VLDB19-Parsing Gigabytes of JSON per Second论文阅读

simdjson库的理论实现论文

仓库地址:simdjson/simdjson

论文下载地址(Arxiv):Parsing Gigabytes of JSON per Second

选取的版本是V7,更新于Tue, 23 Jul 2024 21:56:05 UTC

摘抄节选

1 Introduction

We can use a quarter or fewer instructions than a state-of-the-art reference parser like RapidJSON. Unlike other validating parsers, our software (simdjson) makes extensive use of Single Instruction, Multiple Data (SIMD) instructions.

据我所知,simdjson确实是当前处理json的最快方案,从2019至今(2024)一直如此。让我好奇的地方在于他们如何利用好SIMD的特性进行工作的。

JSON has four primitive types or atoms (string, number, Boolean, null) that can be embedded within composed types (arrays and objects).

JSON 有四种原始类型或原子对象(字符串、数字、布尔值、空),可嵌入到组成类型(数组和对象)中。
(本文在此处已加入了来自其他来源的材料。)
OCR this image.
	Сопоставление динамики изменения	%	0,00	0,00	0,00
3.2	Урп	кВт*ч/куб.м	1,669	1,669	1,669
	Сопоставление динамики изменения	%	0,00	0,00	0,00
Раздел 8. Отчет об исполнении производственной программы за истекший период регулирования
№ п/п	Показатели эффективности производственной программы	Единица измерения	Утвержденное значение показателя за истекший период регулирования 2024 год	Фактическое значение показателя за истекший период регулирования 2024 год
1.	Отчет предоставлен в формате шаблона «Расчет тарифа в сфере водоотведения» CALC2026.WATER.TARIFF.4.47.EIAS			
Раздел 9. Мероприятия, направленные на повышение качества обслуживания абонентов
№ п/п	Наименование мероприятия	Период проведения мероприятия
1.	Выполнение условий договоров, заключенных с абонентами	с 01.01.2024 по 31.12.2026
对于做JS开发的人来说应该不用强调🤗

To access the data contained in a JSON document from software, it is typical to transform the JSON text into a tree-like logical representation, akin to the righthand-side of Fig. 1, an operation we call JSON parsing.

这确实一直没注意到:解析器会把JSON转为树状逻辑表示(程序员得到即使字典Dict或数组Array)

image-20241222101045163

Parsing large JSON documents is a common task. Palkar et al. state that big-data applications can spend 80–90% of their time parsing JSON documents [25]. Boncz et al. identified the acceleration of JSON parsing as a topic of interest for speeding up database processing [2].

作为SIMD加速的背景介绍

For example, starting with the Haswell microarchitecture (2013), Intel and AMD processors support the AVX2 instruction set and 256-bit vector registers.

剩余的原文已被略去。